Un anarchisme de tout repos
Jean-Pierre Garnier
Rituellement, Lundi Matin, le site de référence de la gogôche lettrée éprise de «radicalité», publie des articles destinés à prouver que ses animateurs — et donc ses lecteurs — se situent bien dans la tradition anarchiste, revue et corrigée par eux au besoin. Pour ce faire, il leur suffit d’évoquer de temps à autre des révoltes et des soulèvements ou des personnages historiques où le terme «anarchisme» qui servait à les qualifier… ou les disqualifier n’était pas un vain mot.
Ainsi en va t-il du numéro en date du 12 avril dernier à l’occasion de la parution d’un livre consacré à May Picqueray sous l’égide des éditions Libertalia qui, elles aussi, viseraient à «armer les esprits et les préparer à des lendemains solidaires et libertaires1».
Sous le patronage involontaire de cette authentique militante anarcho-syndicaliste, antimilitariste libertaire de surcroît, tout est permis, et les têtes pensantes du bobotariat anarchoïde des temps post-modernes ne s’en privent pas.
Ainsi, l’un d’entre eux n’y va pas de main morte en reprenant, pour amorcer son compte-rendu du livre sur Lundi matin la citation d’un long texte de Sébastien Faure, conférencier anarchiste qui eut souvent maille à partir avec la justice bourgeoise pour «propos séditieux», que May Piqueray avait elle-même choisi pour entamer le récit de ses souvenirs. « Non, les anarchistes ne sont ni des utopistes, ni des rêveurs, ni des fous, et la preuve, c’est que, partout, les gouvernements les traquent et les jettent en prison afin d’empêcher la parole de vérité qu’ils propagent d’aller librement aux oreilles des déshérités, alors que si l’enseignement libertaire relevait de la chimère ou de la démence, il leur serait si facile d’en faire éclater le déraisonnable et l’obscurité. »
Or, confrontée à la situation peinarde de la mouvance anarchoïde au sein de la société capitaliste de ce début du XXIe siècle et au rôle dérisoire d’opposante déterminée qu’elle prétend y jouer, on ne peut que constater le gouffre qui la sépare des grands ancêtres dont elle se plait à se réclamer.

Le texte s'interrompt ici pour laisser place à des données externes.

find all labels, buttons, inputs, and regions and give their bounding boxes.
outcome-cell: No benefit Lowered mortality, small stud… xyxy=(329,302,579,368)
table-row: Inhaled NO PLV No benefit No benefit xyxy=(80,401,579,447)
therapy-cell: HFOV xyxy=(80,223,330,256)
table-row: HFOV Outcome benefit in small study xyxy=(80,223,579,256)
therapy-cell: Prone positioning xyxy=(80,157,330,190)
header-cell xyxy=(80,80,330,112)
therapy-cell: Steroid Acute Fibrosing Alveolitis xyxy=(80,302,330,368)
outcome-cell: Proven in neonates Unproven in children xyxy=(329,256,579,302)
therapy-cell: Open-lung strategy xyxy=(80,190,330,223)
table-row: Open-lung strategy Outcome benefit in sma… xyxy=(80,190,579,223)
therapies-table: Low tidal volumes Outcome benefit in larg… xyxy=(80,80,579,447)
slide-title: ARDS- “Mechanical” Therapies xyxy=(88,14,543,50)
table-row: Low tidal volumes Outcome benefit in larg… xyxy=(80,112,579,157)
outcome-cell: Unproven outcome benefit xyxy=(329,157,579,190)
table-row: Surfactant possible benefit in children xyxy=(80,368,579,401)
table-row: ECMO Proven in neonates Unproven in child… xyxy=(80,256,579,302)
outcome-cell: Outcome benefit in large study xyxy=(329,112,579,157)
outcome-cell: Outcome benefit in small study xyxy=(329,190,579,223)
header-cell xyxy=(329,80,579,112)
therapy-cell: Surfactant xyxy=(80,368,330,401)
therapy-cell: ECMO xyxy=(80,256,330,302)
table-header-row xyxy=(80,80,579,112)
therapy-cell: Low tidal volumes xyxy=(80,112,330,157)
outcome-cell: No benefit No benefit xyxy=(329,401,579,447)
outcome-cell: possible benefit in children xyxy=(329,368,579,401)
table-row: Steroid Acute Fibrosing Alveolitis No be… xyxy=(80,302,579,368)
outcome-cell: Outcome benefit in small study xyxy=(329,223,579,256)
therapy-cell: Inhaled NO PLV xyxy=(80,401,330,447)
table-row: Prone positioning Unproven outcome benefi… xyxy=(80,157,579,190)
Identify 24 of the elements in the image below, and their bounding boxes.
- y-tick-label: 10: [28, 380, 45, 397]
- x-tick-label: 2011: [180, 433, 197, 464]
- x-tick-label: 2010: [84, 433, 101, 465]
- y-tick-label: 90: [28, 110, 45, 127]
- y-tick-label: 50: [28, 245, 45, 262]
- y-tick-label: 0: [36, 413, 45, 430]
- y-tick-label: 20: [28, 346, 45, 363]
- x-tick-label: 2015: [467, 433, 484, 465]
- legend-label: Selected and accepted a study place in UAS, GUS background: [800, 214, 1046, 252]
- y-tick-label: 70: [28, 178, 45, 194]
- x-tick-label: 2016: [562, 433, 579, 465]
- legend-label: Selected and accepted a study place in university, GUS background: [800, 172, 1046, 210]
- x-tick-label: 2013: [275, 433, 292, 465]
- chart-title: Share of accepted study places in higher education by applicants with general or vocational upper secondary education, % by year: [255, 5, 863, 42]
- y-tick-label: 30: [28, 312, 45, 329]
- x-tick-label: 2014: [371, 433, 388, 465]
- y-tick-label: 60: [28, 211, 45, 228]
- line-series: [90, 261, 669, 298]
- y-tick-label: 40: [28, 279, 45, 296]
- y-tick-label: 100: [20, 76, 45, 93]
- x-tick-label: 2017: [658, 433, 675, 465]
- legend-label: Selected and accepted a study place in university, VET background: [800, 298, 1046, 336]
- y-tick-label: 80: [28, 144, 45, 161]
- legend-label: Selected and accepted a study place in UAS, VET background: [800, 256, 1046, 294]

Si on laisse de côté les zadistes, les squatters ou les manifestants victimes de la répression policière et judiciaire qui ont au moins le mérite de passer à l’acte, à défaut d’une volonté effective d’en finir avec le capitalisme et d’une stratégie idoine pour y parvenir, aucun de nos foudres de la guerre de classe en dentelles rhétoriques n’a eu à subir de nos jours la traque et l’emprisonnement. Le site Lundi matin et les éditions Libertalia comme tant d’autres canaux médiatiques qui permettent à une pensée postulée «subversive» de s’écouler à flots continus n’ont jamais eu à souffrir d’une quelconque interdiction. Seuls ont été censurés puis supprimés et leurs animateurs poursuivis et condamnés ceux classés à l’extrême-droite accusés de diffuser des «discours de haine». Le tout dans un silence unanime qui vaut approbation de la part des matamores de le ce que l’on appelait jadis l’extrême-gauche dont l’antifascisme dont ils se targuent encore aujourd’hui a aussi peu de consistance que l’anticapitalisme qui constitue toujours leur image de marque. À propos de ces deux poids deux mesures en matière de censure, il convient de signaler que, du point de vue des dominants, la dangerosité d’un Alain Soral ou d’un Dieudonné ne tenait pas tant à la teneur de leurs discours qu’à l’audience assez large dont ceux-ci bénéficiaient dans les milieux populaires, avec le risque de «trouble à l’ordre public» qu’ils pouvaient générer dans une conjoncture politico-idéologique où la démocratie bourgeoise connaît la désaffection que l’on sait parmi ces milieux.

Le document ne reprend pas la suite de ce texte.